The options in this tab apply to Secure Shell sessions, and determine how host and user authentication are negotiated for the X client definition you are currently configuring.

Host authentication

Specify which authentication methods Reflection X Advantage can use to authenticate the host, and in what order.

In most cases, you don't need to modify the default configuration. However, if the host you are connecting to is configured to support both public key and certificate authentication and you haven't configured Reflection X Advantage to validate host certificates, you may see an error message saying "No PKI server configured". To resolve this problem without configuring PKI Services Manager, clear the X.509 certificate option or move it to the bottom of the list. Secure Shell protocol allows only one attempt to authenticate the host. By forcing public key authentication first, you can authenticate to the host using its public key.

X.509 certificate enables the following host authentication methods, which are attempted in this order: x509v3-rsa2048-sha256, x509v3-sign-rsa, x509v3-sign-dss.

SSH Public key enables the following host authentication methods, which are attempted in this order: ssh-rsa-sha2-256@attachmate.com, ssh-rsa, ssh-dss.

Edit Secure Shell Host Keys

Opens the Secure Shell Host Keys dialog box, which you can use to manage host keys and certificates. (This option is not available from the Administrative Console.)

User authentication

Specify one or more user authentication methods (Public key, Keyboard interactive, and Password) in order of preference.

Secure Shell protocol allows multiple attempts at user authentication. Reflection X Advantage attempts the selected authentication methods in order from top to bottom until the connection is successful or all supported methods have failed.

NOTE:Public key authentication requires configuration on both Reflection X Advantage and the host.
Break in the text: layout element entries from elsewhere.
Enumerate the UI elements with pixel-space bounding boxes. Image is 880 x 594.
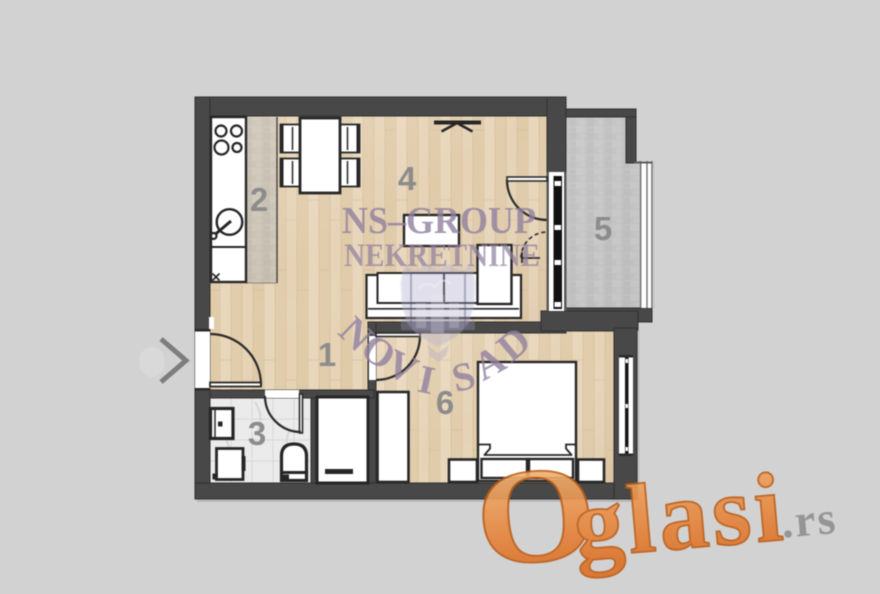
- svg-text:3: 3: [248, 415, 266, 452]
- svg-text:5: 5: [594, 210, 612, 247]
- svg-text:.rs: .rs: [779, 492, 839, 548]
- svg-text:NS–GROUP: NS–GROUP: [342, 200, 536, 242]
- svg-text:6: 6: [436, 384, 454, 421]
- svg-text:2: 2: [250, 181, 268, 218]
- svg-text:4: 4: [398, 160, 417, 197]
- svg-text:NEKRETNINE: NEKRETNINE: [344, 238, 540, 274]
- svg-text:glasi: glasi: [569, 453, 790, 580]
Always prompt for user key during public key authentication

This setting is relevant if you have configured authentication using public keys or certificates and more than one key or certificate is available. (This option is not available from the Administrative Console.)

When this setting is cleared, Reflection X Advantage displays a list of available keys only if you have not previously connected to a host. After you make a successful connection, Reflection X Advantage automatically uses the successful key or certificate for subsequent connections.

When this setting is selected, Reflection X Advantage always shows the list of available keys and certificates.

Edit Secure Shell User Keys

Opens the Secure Shell User Keys dialog box, which you can use to generate public/private key pairs, and to manage which keys or certificates are sent to the host for user authentication. (This option is not available from the Administrative Console.)